Where have we gone wrong? Where are the flaws in our system?
When I studied nature conservation in the mid-eighties it was drummed into our heads: “If it pays it stays.”
It seems that even for conservationists, wildlife and wilderness have no place if they cannot be of financial value to people. Never was this doctrine more evident than in community-based conservation in Namibia. It is all about money.
Financial benefits to the community were the focus. National pride, ethics, aesthetics and sound ecological practices shared a sad second place. If any place at all.
Everything must have a price tag
Our relentless quest for financial benefit bred one thing: GREED.
It set the stage for disaster. Enter a higher bidder and all principles go out the window.
The higher bidder has entered. Unscrupulous foreign investors, with a lot of financial backing, have come with a new incentive: wildlife products. Rhino horn, ivory, pangolin, lion bones, meat, hides, organs. Everything now has a higher price. It is “good business”.
Will we stand up to this new threat? Will good people be bought and corrupted?

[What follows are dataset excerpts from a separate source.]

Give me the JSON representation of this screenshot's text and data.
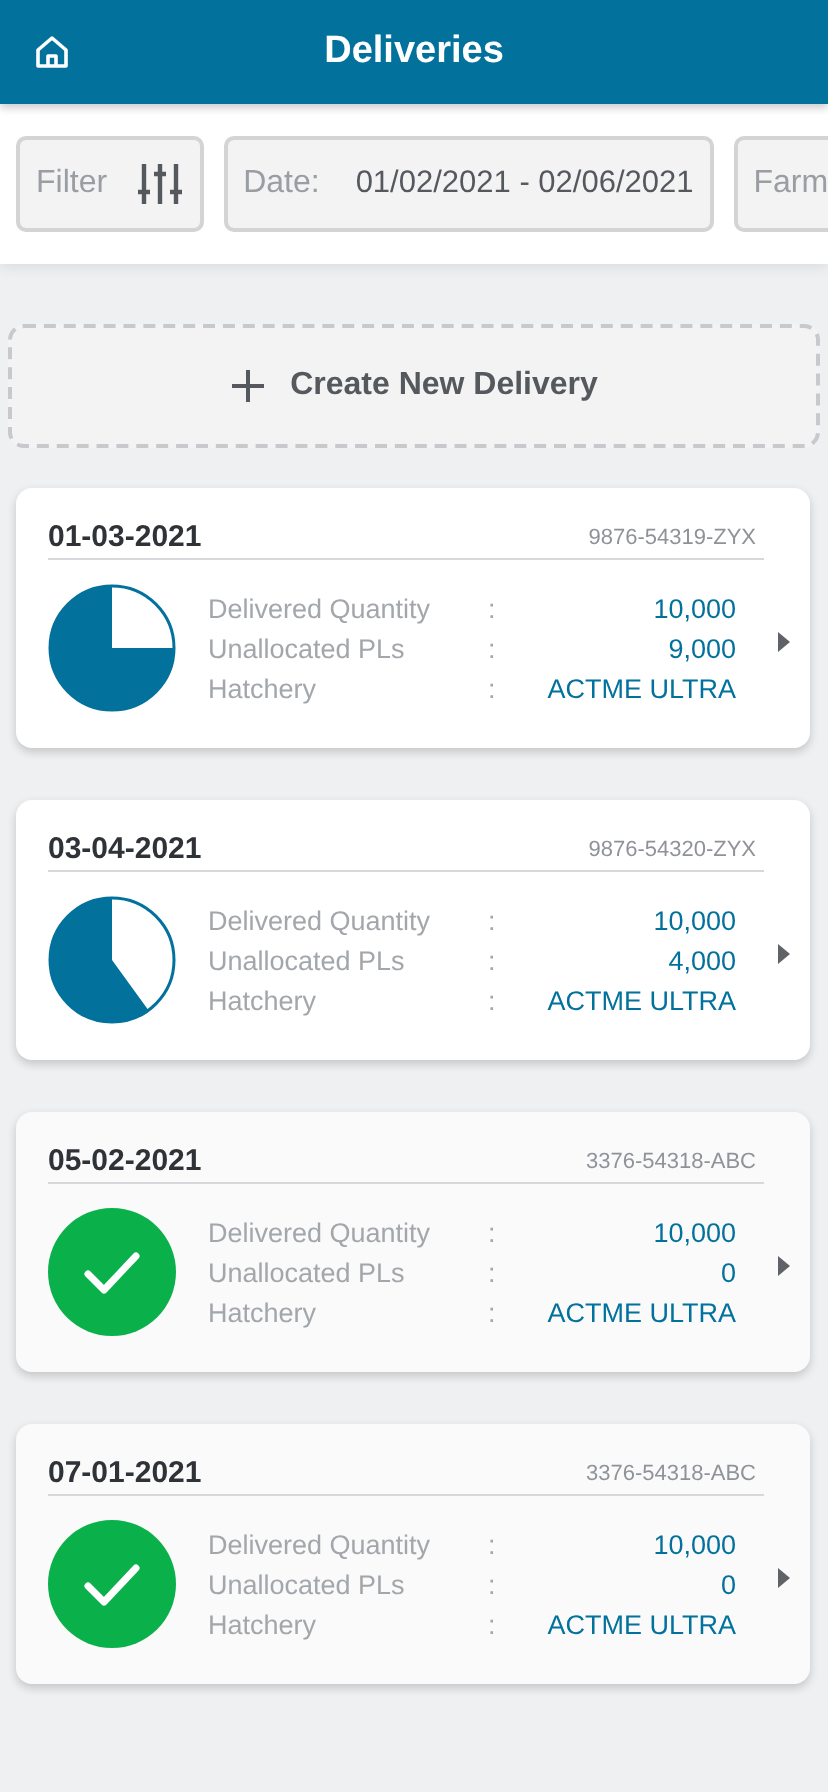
{
  "header": {
    "title": "Deliveries"
  },
  "filters": [
    {
      "kind": "filter",
      "label": "Filter"
    },
    {
      "kind": "date",
      "label": "Date:",
      "value": "01/02/2021 - 02/06/2021"
    },
    {
      "kind": "plain",
      "label": "Farm"
    }
  ],
  "create_button": {
    "label": "Create New Delivery"
  },
  "deliveries": [
    {
      "kind": "mostly-filled",
      "date": "01-03-2021",
      "code": "9876-54319-ZYX",
      "rows": [
        {
          "label": "Delivered Quantity",
          "separator": ":",
          "value": "10,000"
        },
        {
          "label": "Unallocated PLs",
          "separator": ":",
          "value": "9,000"
        },
        {
          "label": "Hatchery",
          "separator": ":",
          "value": "ACTME ULTRA"
        }
      ]
    },
    {
      "kind": "half-filled",
      "date": "03-04-2021",
      "code": "9876-54320-ZYX",
      "rows": [
        {
          "label": "Delivered Quantity",
          "separator": ":",
          "value": "10,000"
        },
        {
          "label": "Unallocated PLs",
          "separator": ":",
          "value": "4,000"
        },
        {
          "label": "Hatchery",
          "separator": ":",
          "value": "ACTME ULTRA"
        }
      ]
    },
    {
      "kind": "complete",
      "date": "05-02-2021",
      "code": "3376-54318-ABC",
      "rows": [
        {
          "label": "Delivered Quantity",
          "separator": ":",
          "value": "10,000"
        },
        {
          "label": "Unallocated PLs",
          "separator": ":",
          "value": "0"
        },
        {
          "label": "Hatchery",
          "separator": ":",
          "value": "ACTME ULTRA"
        }
      ]
    },
    {
      "kind": "complete",
      "date": "07-01-2021",
      "code": "3376-54318-ABC",
      "rows": [
        {
          "label": "Delivered Quantity",
          "separator": ":",
          "value": "10,000"
        },
        {
          "label": "Unallocated PLs",
          "separator": ":",
          "value": "0"
        },
        {
          "label": "Hatchery",
          "separator": ":",
          "value": "ACTME ULTRA"
        }
      ]
    }
  ]
}
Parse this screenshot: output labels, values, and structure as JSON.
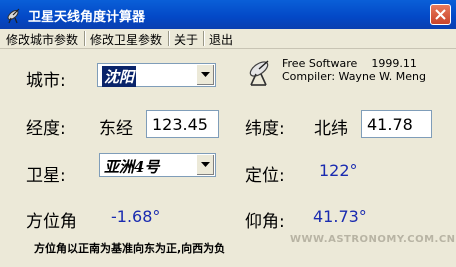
{
  "window": {
    "title": "卫星天线角度计算器"
  },
  "menu": {
    "items": [
      "修改城市参数",
      "修改卫星参数",
      "关于",
      "退出"
    ]
  },
  "info": {
    "line1_label": "Free Software",
    "line1_version": "1999.11",
    "line2": "Compiler: Wayne W. Meng"
  },
  "city": {
    "label": "城市:",
    "selected": "沈阳"
  },
  "longitude": {
    "label": "经度:",
    "direction": "东经",
    "value": "123.45"
  },
  "latitude": {
    "label": "纬度:",
    "direction": "北纬",
    "value": "41.78"
  },
  "satellite": {
    "label": "卫星:",
    "selected": "亚洲4号"
  },
  "position": {
    "label": "定位:",
    "value": "122°"
  },
  "azimuth": {
    "label": "方位角",
    "value": "-1.68°"
  },
  "elevation": {
    "label": "仰角:",
    "value": "41.73°"
  },
  "footer": {
    "note": "方位角以正南为基准向东为正,向西为负"
  },
  "watermark": "WWW.ASTRONOMY.COM.CN",
  "colors": {
    "titlebar": "#0348c6",
    "value_blue": "#1a2bb0",
    "selection": "#0a246a"
  },
  "icons": {
    "app": "satellite-dish-icon",
    "close": "close-icon",
    "info": "satellite-dish-icon",
    "dropdown": "chevron-down-icon"
  }
}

Will our ethics and principles and our connection to the wilderness prevail?
Our clinical and non-emotional approach towards wildlife and wilderness will not be enough to stem the new wave of exploitation. We must look into our hearts again. We must remember that we are part of nature. Not owners and manipulators. This earth will not tolerate our greed forever.
We as Namibians stand to lose our reputation as splendid conservationists. A reputation means nothing until you have lost it.
The other day we travelled for several days around the Brandberg. It is a magnificent area. Pristine arid habitat. We travelled through four communal conservancies. It was an area renowned for its desert-adapted wildlife. The ancient art on its rock faces bears testimony to that. It is also known as the most bio-diverse place in Namibia. The first rains have fallen and the grass was in seed. Our total game count was: Two Cape fox, three springbok and eight giraffe.
It seems we are failing.
* Chris Bakkes has been involved in conservation and ecotourism, mostly in Namibia's north-western areas, for more than two decades. He is an acclaimed author of eight books published in Afrikaans, with a selection of his work translated into English and published under the title 'Bushveld, Desert, and Dogs: a Game Ranger's Life' (Human & Rousseau) in 2012.